Alfred Ollivant

Personal information
- Full name: Alfred Ollivant
- Born: 4 January 1839 Manchester, Lancashire, England
- Died: 26 May 1906 (aged 67) Bowdon, Cheshire, England
- Batting: Unknown

Domestic team information
- 1873–1874: Lancashire

Career statistics
| Competition | First-class |
| Matches | 2 |
| Runs scored | 38 |
| Batting average | 18.00 |
| 100s/50s | –/– |
| Top score | 24* |
| Balls bowled | – |
| Wickets | – |
| Bowling average | – |
| 5 wickets in innings | – |
| 10 wickets in match | – |
| Best bowling | – |
| Catches/stumpings | –/– |
- Source: Cricinfo, 22 September 2012

= Alfred Ollivant (cricketer) =

English cricketer

Alfred Ollivant (4 January 1839 - 26 May 1906) was an English cricketer. Ollivant's batting style is unknown. He was born at Manchester, Lancashire.

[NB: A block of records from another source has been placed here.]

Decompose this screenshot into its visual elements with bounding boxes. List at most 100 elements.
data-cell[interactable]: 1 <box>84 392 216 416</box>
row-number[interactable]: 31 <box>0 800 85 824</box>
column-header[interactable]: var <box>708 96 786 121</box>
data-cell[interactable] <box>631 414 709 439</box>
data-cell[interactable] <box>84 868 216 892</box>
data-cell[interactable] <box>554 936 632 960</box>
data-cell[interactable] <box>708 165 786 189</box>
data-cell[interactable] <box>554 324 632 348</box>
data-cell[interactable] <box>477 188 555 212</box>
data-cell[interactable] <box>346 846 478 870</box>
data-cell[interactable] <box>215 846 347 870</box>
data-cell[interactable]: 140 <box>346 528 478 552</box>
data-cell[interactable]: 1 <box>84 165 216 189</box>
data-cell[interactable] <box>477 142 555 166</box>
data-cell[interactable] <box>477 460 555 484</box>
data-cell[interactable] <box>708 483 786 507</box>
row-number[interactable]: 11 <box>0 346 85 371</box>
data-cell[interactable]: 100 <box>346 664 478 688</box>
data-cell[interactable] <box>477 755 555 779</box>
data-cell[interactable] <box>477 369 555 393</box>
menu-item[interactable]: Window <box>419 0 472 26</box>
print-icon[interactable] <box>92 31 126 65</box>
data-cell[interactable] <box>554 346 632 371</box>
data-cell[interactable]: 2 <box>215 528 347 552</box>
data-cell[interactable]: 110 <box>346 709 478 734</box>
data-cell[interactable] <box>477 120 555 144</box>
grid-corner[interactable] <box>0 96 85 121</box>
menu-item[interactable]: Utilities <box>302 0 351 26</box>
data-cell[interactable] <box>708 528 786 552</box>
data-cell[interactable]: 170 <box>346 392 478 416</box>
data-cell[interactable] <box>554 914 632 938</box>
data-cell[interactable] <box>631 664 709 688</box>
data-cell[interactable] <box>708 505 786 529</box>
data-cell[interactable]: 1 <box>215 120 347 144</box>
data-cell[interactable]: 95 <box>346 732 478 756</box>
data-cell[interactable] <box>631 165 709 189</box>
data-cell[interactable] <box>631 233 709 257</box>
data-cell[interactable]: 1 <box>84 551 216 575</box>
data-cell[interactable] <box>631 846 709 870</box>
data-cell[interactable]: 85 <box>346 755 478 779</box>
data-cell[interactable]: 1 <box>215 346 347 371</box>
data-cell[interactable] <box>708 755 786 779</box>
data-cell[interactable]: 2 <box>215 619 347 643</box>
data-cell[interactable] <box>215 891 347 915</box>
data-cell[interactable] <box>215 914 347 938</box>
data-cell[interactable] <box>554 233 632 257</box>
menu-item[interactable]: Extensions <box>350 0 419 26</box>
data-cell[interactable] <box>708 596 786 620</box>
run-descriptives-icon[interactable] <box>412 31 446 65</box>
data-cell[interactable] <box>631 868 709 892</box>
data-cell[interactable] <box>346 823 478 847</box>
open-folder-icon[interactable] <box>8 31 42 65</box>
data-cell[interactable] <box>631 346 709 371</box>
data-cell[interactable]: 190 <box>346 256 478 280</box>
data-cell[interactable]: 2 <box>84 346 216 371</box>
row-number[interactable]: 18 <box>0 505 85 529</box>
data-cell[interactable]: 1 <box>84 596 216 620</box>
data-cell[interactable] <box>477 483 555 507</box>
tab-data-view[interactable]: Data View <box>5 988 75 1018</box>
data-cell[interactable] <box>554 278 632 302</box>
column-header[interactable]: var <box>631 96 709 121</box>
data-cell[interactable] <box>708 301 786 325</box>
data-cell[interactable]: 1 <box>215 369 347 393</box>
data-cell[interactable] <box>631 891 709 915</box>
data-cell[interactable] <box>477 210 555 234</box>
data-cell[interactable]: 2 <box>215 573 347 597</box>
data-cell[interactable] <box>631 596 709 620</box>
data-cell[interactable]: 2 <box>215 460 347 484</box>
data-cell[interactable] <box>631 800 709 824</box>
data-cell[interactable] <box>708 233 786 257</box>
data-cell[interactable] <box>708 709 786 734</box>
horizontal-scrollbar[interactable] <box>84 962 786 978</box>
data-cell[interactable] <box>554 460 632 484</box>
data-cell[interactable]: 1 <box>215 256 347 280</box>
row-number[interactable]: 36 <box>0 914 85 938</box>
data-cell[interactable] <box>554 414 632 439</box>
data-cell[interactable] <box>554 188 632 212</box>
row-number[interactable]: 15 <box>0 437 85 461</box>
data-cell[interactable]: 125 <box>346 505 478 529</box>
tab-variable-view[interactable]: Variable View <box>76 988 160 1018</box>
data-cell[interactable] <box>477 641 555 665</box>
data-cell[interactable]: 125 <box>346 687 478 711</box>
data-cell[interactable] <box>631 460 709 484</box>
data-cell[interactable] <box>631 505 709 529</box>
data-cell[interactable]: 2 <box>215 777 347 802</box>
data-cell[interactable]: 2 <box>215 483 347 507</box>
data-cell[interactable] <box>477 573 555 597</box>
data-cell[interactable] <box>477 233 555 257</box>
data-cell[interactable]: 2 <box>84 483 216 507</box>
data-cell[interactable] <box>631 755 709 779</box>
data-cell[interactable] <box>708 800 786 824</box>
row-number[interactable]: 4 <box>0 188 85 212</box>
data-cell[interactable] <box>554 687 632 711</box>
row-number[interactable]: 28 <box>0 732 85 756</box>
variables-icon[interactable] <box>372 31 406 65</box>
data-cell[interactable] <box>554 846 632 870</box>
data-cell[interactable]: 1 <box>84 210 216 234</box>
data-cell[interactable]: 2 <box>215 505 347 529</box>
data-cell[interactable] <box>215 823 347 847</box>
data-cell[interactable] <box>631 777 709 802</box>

Ollivant made his first-class debut for Lancashire against Derbyshire in 1873 at the County Ground, Derby. He made a second first-class appearance in 1874 against the same opposition at Old Trafford. He scored a total of 36 runs from his two matches, with a high score of 24 not out.

He died at Bowdon, Cheshire, on 26 May 1906.